Nel 1823 Puškin incomincia la stesura del suo capolavoro, il romanzo in versi Eugenio Onegin che terminerà nel trentuno, e nel 1824, tornato in Russia, si installa a Michajlovskoe, dove conduce una vita ritirata di intensa attività letteraria. È un periodo di grandi letture e di grandi mutamenti. Con una decisa virata il poeta si allontana dal romanticismo à la Byron e introduce nella propria opera temi più quotidiani, una attitudine più “realistica” e una versificazione meno laconica, meno rattratta. Ciononostante, nota il critico e storico della cultura Lotman, quando parla di amore, Puškin continua a ricorrere alla dizione enfatica del periodo meridionale e una meretrice, così viene definita la donna amata in una lettera, si trasfigura in “Genio di Pura Bellezza” nella nota poesia “Ricordo il meraviglioso istante”.

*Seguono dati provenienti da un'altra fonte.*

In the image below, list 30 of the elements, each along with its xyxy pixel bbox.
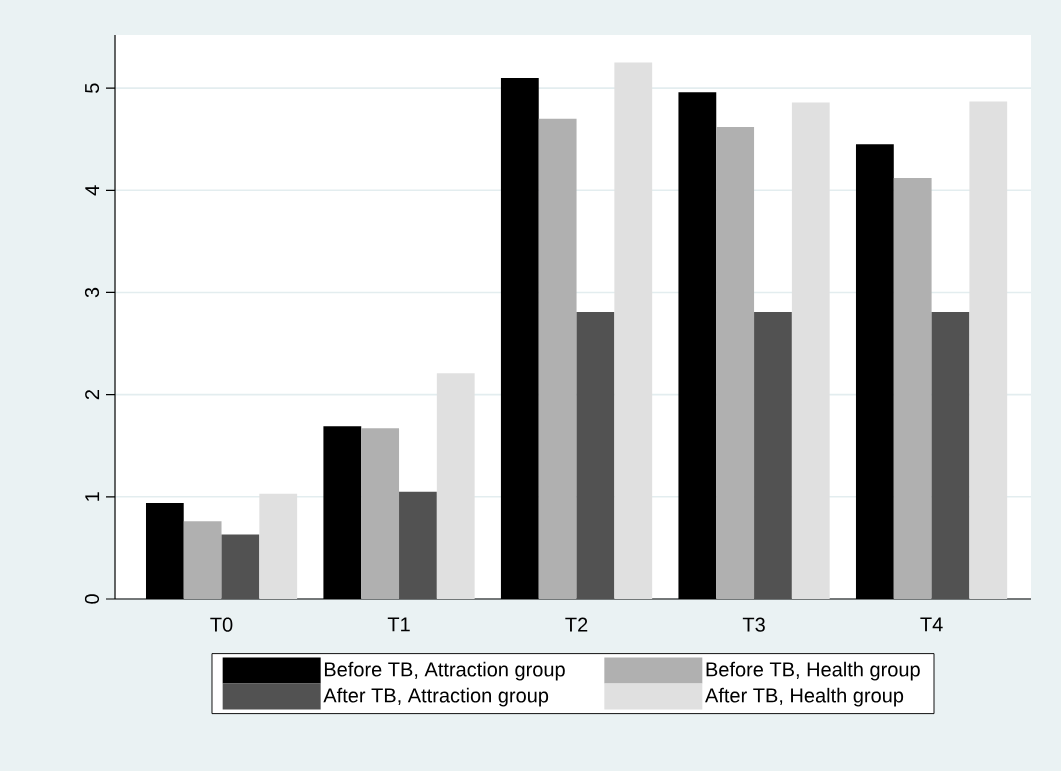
bar [221, 534, 260, 599]
bar [614, 62, 653, 599]
bar [716, 126, 755, 599]
legend-label: After TB, Attraction group [323, 687, 549, 707]
y-tick-label: 5 [85, 83, 100, 93]
bar [969, 101, 1008, 599]
legend-label: Before TB, Health group [706, 661, 920, 681]
bar [893, 178, 932, 599]
bar [361, 428, 400, 599]
x-tick-label: T4 [920, 617, 943, 632]
y-tick-label: 3 [84, 287, 100, 298]
legend-label: After TB, Health group [705, 687, 904, 707]
x-tick-label: T0 [210, 617, 233, 632]
y-tick-label: 0 [84, 594, 100, 604]
bar [931, 311, 970, 599]
bar [183, 521, 222, 599]
x-tick-label: T2 [565, 617, 588, 632]
x-tick-label: T3 [742, 617, 765, 632]
bar [576, 311, 615, 599]
bar [259, 493, 298, 599]
bar [538, 118, 577, 599]
y-tick-label: 1 [85, 492, 100, 501]
bar [754, 311, 792, 599]
bar [399, 491, 437, 599]
legend-label: Before TB, Attraction group [324, 661, 565, 681]
bar [436, 373, 475, 599]
bar [791, 102, 830, 599]
x-tick-label: T1 [387, 617, 410, 632]
y-tick-label: 2 [85, 390, 100, 400]
y-tick-label: 4 [85, 185, 100, 196]
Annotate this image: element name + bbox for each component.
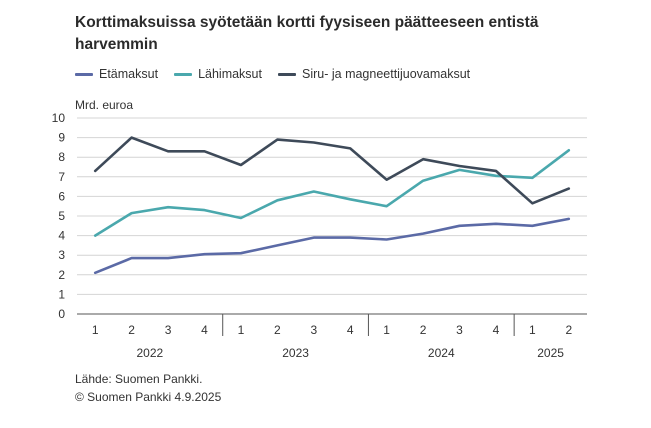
y-tick-label: 9 — [58, 131, 65, 145]
x-tick-label: 2 — [128, 323, 135, 337]
y-tick-label: 8 — [58, 150, 65, 164]
legend-item-etamaksut: Etämaksut — [75, 67, 158, 81]
y-tick-label: 2 — [58, 268, 65, 282]
legend: Etämaksut Lähimaksut Siru- ja magneettij… — [75, 67, 470, 81]
x-tick-label: 3 — [456, 323, 463, 337]
series-line-2 — [93, 136, 571, 205]
year-label: 2025 — [537, 346, 564, 360]
legend-label-lahimaksut: Lähimaksut — [198, 67, 262, 81]
y-tick-label: 1 — [58, 287, 65, 301]
legend-item-siru: Siru- ja magneettijuovamaksut — [278, 67, 470, 81]
legend-swatch-lahimaksut — [174, 72, 193, 76]
x-tick-label: 2 — [274, 323, 281, 337]
y-tick-label: 6 — [58, 189, 65, 203]
x-tick-label: 1 — [92, 323, 99, 337]
x-tick-label: 4 — [201, 323, 208, 337]
legend-swatch-siru — [278, 72, 296, 76]
x-tick-label: 1 — [383, 323, 390, 337]
x-tick-label: 2 — [565, 323, 572, 337]
source-note: Lähde: Suomen Pankki. — [75, 372, 203, 386]
chart-title: Korttimaksuissa syötetään kortti fyysise… — [75, 14, 539, 53]
year-label: 2022 — [137, 346, 164, 360]
x-tick-label: 4 — [347, 323, 354, 337]
legend-label-siru: Siru- ja magneettijuovamaksut — [302, 67, 471, 81]
y-tick-label: 5 — [58, 209, 65, 223]
legend-item-lahimaksut: Lähimaksut — [174, 67, 262, 81]
y-tick-label: 3 — [58, 248, 65, 262]
x-tick-label: 1 — [238, 323, 245, 337]
year-label: 2023 — [282, 346, 309, 360]
year-label: 2024 — [428, 346, 455, 360]
x-tick-label: 2 — [420, 323, 427, 337]
x-tick-label: 4 — [493, 323, 500, 337]
legend-label-etamaksut: Etämaksut — [99, 67, 159, 81]
y-axis-unit-label: Mrd. euroa — [75, 98, 134, 112]
y-tick-label: 10 — [52, 111, 66, 125]
legend-swatch-etamaksut — [75, 72, 93, 76]
x-tick-label: 3 — [165, 323, 172, 337]
y-tick-label: 0 — [58, 307, 65, 321]
y-tick-label: 7 — [58, 170, 65, 184]
copyright-note: © Suomen Pankki 4.9.2025 — [75, 390, 222, 404]
x-tick-label: 3 — [310, 323, 317, 337]
y-tick-label: 4 — [58, 229, 65, 243]
x-tick-label: 1 — [529, 323, 536, 337]
series-line-0 — [93, 217, 571, 275]
footer: Lähde: Suomen Pankki. © Suomen Pankki 4.… — [75, 370, 221, 406]
series-line-1 — [93, 149, 571, 237]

Dopo il periodo di stasi campestre, con il ritorno alla capitale e la morte dello zar Alessandro, la vita di Puškin scala di marcia. Sorvegliato dalla terza cancelleria del regno e sottoposto a una severa censura il poeta continua a scrivere opere in versi e in prosa, come La figlia del capitano o I racconti di Belkin e, dopo una serie infinita di amori infelici, si sposa con una donna di leggendaria grazia, che sarà in parte causa della sua morte. Da qui in avanti comincia il feuilleton: il giovane George attendente di un diplomatico olandese per sviare i sospetti che si addensano sulla sua relazione “privilegiata” con il suo protettore, decide di corteggiare la moglie del poeta. Si addiviene a una prima crisi e il dongiovanni è costretto a sposare la sorella della moglie di Puškin, per evitare il pericolo di uno scontro; ma George è recidivo e nel giro di due anni la situazione si ripete e il duello si impone come una necessità.

Alla fine del gennaio 1837 Alexandr Puškin muore per una ferita di una arma da fuoco.